Step 1: Gather Materials/Tools
5/16" or similar dowel
1x4" or other scrap material
Table saw with miter gauge
5/32" drill bit (or bit slightly larger than lollipop sticks)
5/16" drill bit to match center dowel
Step 2: Rip Scrap Into Square Material
Step 3: Setup to Drill Center Holes
Step 4: Drill Center Holes
Step 5: Trim Center Dowel and Thread on Drilled Pieces
When threading the pieces on, try to build something that looks like the tree your are expecting to end up with. Shorter pieces should be a the top. And do not forget the double-wide piece at the bottom.

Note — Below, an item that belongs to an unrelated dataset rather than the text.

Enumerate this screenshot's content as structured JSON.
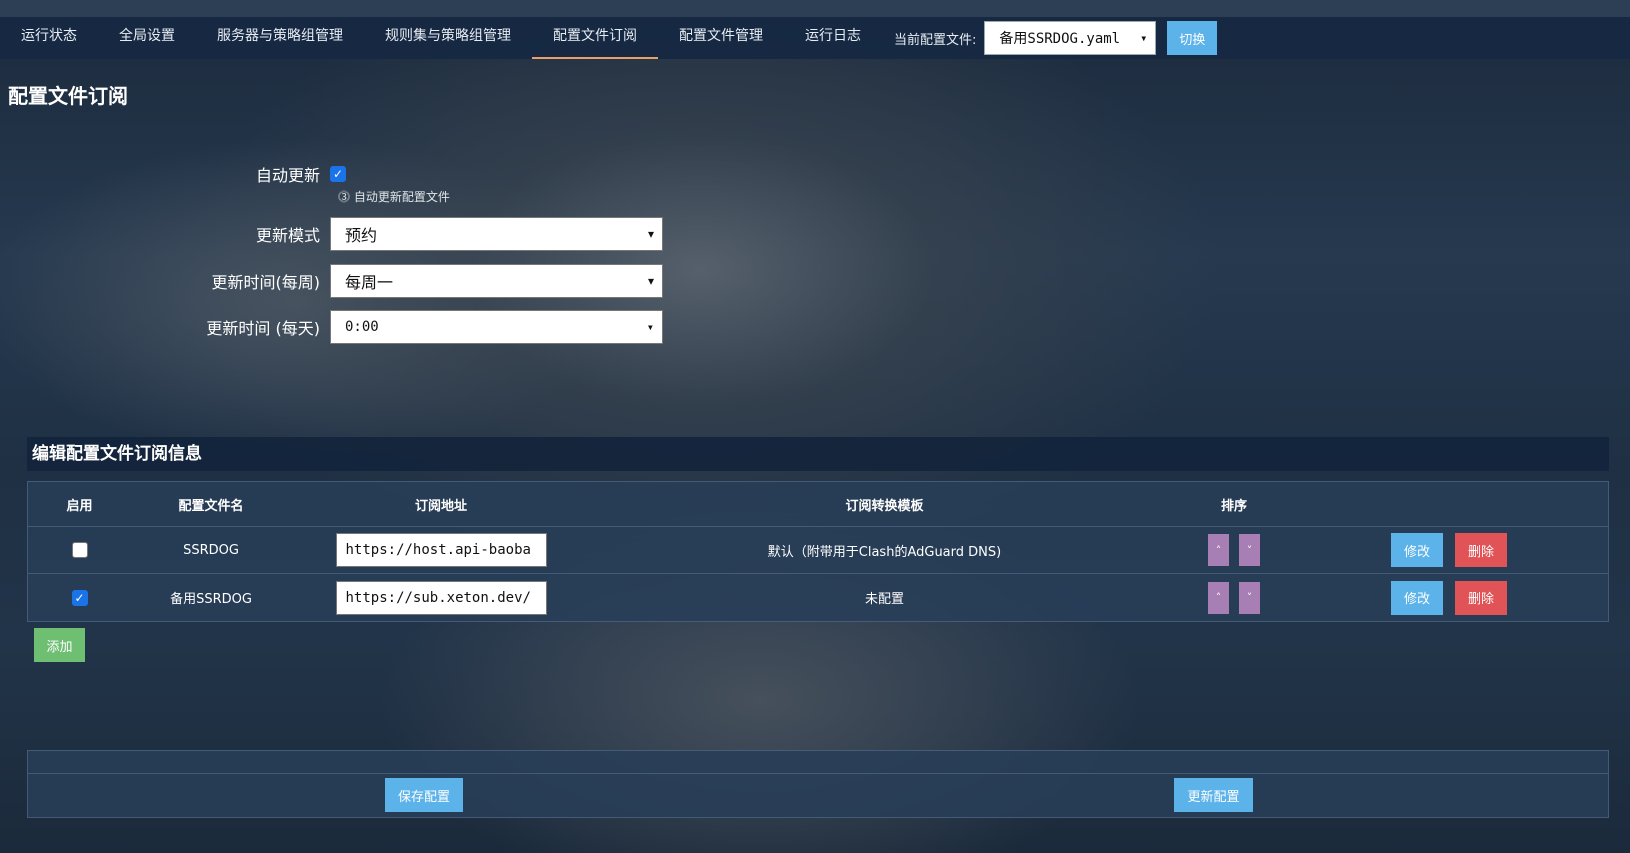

Step 6: Setup Table Saw Gauge and Cut Angles
After doing this three times in rapid succession, I have some tips. As you can see, I miscalculated on the last one and ended up with a shorter tree. It worked out well because the other two would not fit in a standard USPS flat rate box...
Tip #1: Make sure your dowel is trimmed to protrude <1/2" This one was longer than pictured and snagged the blade on the first pass
Tip #2: After you have made your first cut, make sure your saw has stopped. Then rotate the top two rows to the other side. This will help you set the position for the second cut. It is also the reason to make sure your holes are as close to centerline as possible.

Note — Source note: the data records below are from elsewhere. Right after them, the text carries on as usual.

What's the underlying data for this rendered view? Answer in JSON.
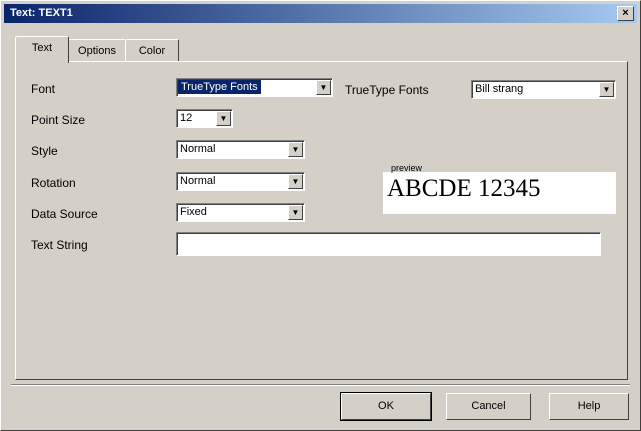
{
  "window": {
    "title": "Text: TEXT1"
  },
  "tabs": [
    {
      "label": "Text"
    },
    {
      "label": "Options"
    },
    {
      "label": "Color"
    }
  ],
  "form": {
    "font": {
      "label": "Font",
      "value": "TrueType Fonts"
    },
    "truetype_font": {
      "label": "TrueType Fonts",
      "value": "Bill strang"
    },
    "point_size": {
      "label": "Point Size",
      "value": "12"
    },
    "style": {
      "label": "Style",
      "value": "Normal"
    },
    "rotation": {
      "label": "Rotation",
      "value": "Normal"
    },
    "data_source": {
      "label": "Data Source",
      "value": "Fixed"
    },
    "text_string": {
      "label": "Text String",
      "value": ""
    }
  },
  "preview": {
    "caption": "preview",
    "sample": "ABCDE 12345"
  },
  "buttons": {
    "ok": "OK",
    "cancel": "Cancel",
    "help": "Help"
  },
  "icons": {
    "close": "close-icon",
    "dropdown": "chevron-down-icon"
  },
  "colors": {
    "titlebar_start": "#0a246a",
    "titlebar_end": "#a6caf0",
    "face": "#d4d0c8",
    "selection": "#0a246a"
  }
}
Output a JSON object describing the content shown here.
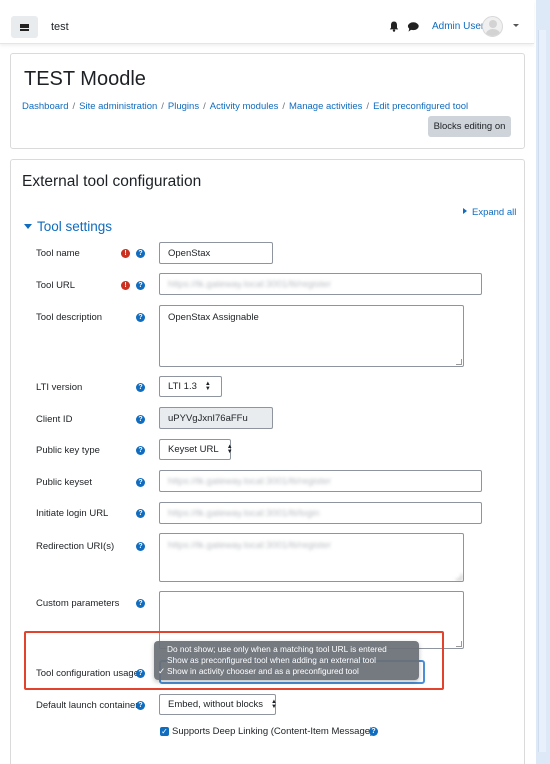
{
  "navbar": {
    "site_name": "test",
    "user_name": "Admin User"
  },
  "header": {
    "title": "TEST Moodle",
    "breadcrumb": [
      "Dashboard",
      "Site administration",
      "Plugins",
      "Activity modules",
      "Manage activities",
      "Edit preconfigured tool"
    ],
    "blocks_editing_button": "Blocks editing on"
  },
  "form": {
    "heading": "External tool configuration",
    "expand_all": "Expand all",
    "section": "Tool settings",
    "fields": {
      "tool_name": {
        "label": "Tool name",
        "value": "OpenStax"
      },
      "tool_url": {
        "label": "Tool URL",
        "value": "https://tk.gateway.local:3001/lti/register"
      },
      "tool_description": {
        "label": "Tool description",
        "value": "OpenStax Assignable"
      },
      "lti_version": {
        "label": "LTI version",
        "value": "LTI 1.3"
      },
      "client_id": {
        "label": "Client ID",
        "value": "uPYVgJxnI76aFFu"
      },
      "public_key_type": {
        "label": "Public key type",
        "value": "Keyset URL"
      },
      "public_keyset": {
        "label": "Public keyset",
        "value": "https://tk.gateway.local:3001/lti/register"
      },
      "initiate_login_url": {
        "label": "Initiate login URL",
        "value": "https://tk.gateway.local:3001/lti/login"
      },
      "redirection_uris": {
        "label": "Redirection URI(s)",
        "value": "https://tk.gateway.local:3001/lti/register"
      },
      "custom_parameters": {
        "label": "Custom parameters",
        "value": ""
      },
      "tool_configuration_usage": {
        "label": "Tool configuration usage",
        "options": [
          "Do not show; use only when a matching tool URL is entered",
          "Show as preconfigured tool when adding an external tool",
          "Show in activity chooser and as a preconfigured tool"
        ],
        "selected_check": "✓"
      },
      "default_launch_container": {
        "label": "Default launch container",
        "value": "Embed, without blocks"
      },
      "deep_linking": {
        "label": "Supports Deep Linking (Content-Item Message)"
      }
    }
  },
  "colors": {
    "link": "#0f6cbf",
    "required": "#ca3120",
    "highlight": "#e2432f"
  }
}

Tip #3: Stepper angles will make the tree look more full.
Tip #4: Make the top row at least 2" long.
Step 7: Drill Lollipop Holes
Don't forget to drill the double-wide one just to ~3/8"
Step 8: Cut Double Board for Cross Piece
Set your table saw to just over the width of your boards, then nibble away at the double board using the miter gauge. After you have some cut away, you can use a router, bandsaw or more time to cut the rest of the board.
Cut your squared off piece to fit and make sure there is enough room for it to pivot flat both directions.
Step 9: Assemble the Tree
Trim off and sand your dowel so it is just a little proud of the top board, and you are done. Of the three of these, I did not get to keep any. The original plan was to give one to someone on Instructables, but I ended up giving one to my neighbor, one to my sister and one to my mother-in-law.
It really is a great way to get rid of scrap material. You can paint it or stain it, or sand it, but the bare tree is what I grew up with and what I am used to. Plus it collapses flat for easy storage!